Complex jobs¶

Learning objectives

Practice using the UPPMAX documentation
Practice using the Slurm documentation
I can manually schedule a minimal workflow of jobs that depend on each other using Slurm
(optional) I can write a script to schedule a minimal workflow of jobs that depend on each other using Slurm
(optional) I can schedule a minimal workflow of jobs that depend on each other using Nextflow
(optional) I can schedule a minimal workflow of jobs that depend on each other using Snakemake
(optional) I can schedule a minimal workflow of jobs that depend on each other using GNU make

Want to see this session as a video?

Watch it on YouTube here.

For teachers

Teaching goals are:

Learners have practiced using the UPPMAX documentation
Learners have practiced using the Slurm documentation
Learners have manually scheduled a minimal workflow of jobs that depend on each other using Slurm
(optional) Learners have written a script to schedule a minimal workflow of jobs that depend on each other using Slurm
Learners have scheduled a minimal workflow of jobs that depend on each other using Nextflow
(optional) Learners have scheduled a minimal workflow of jobs that depend on each other using Snakemake
(optional) Learners have scheduled a minimal workflow of jobs that depend on each other using GNU make

Lesson plan:

gantt
  title Complex jobs
  dateFormat X
  axisFormat %s
  section First hour
  Course introduction: done, course_intro, 0, 10s
  Prior : intro, after course_intro, 5s
  Present: theory_1, after intro, 5s
  Challenge: crit, exercise_1, after theory_1, 40s
  Break: crit, milestone, after exercise_1
  section Second hour
  Challenge: crit, exercise_2, 0, 10s
  Feedback: feedback_2, after exercise_2, 10s
  SLURM: done, slurm, after feedback_2, 25s
  Break: done, milestone, after slurm

Prior questions:

You do a computational experiment that has multiple steps.
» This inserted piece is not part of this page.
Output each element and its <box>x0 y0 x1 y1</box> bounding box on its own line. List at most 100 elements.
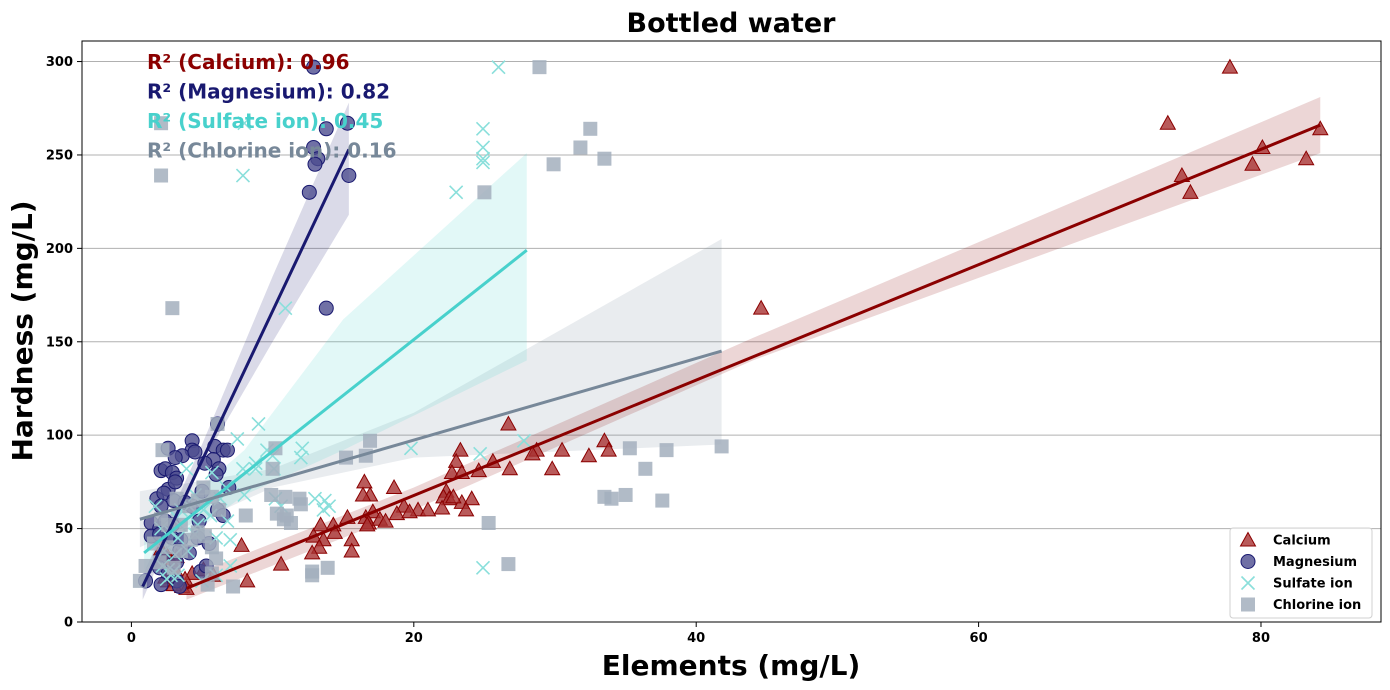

How do you do it?

Why?¶

To reduce checking on jobs to finish
To reduce to manually start jobs

Use case¶

Imagine a computational experiment that takes three steps:

flowchart TD
  a[do_a.sh]
  b[do_b.sh]
  c[do_c.sh]
  a --> c
  b --> c

Example setup of a computational experiment. do_a.sh and do_b.sh can run in parallel. do_c.sh can only run when do_a.sh and do_b.sh have finished.

The first two can be run in parallel:

sbatch do_a.sh
sbatch do_b.sh

After this, you wait. You check regularly if the jobs have finished. When both jobs have finished, you do:

sbatch do_c.sh

You wonder: can this be set up in such a way that does not require your attention anymore when running?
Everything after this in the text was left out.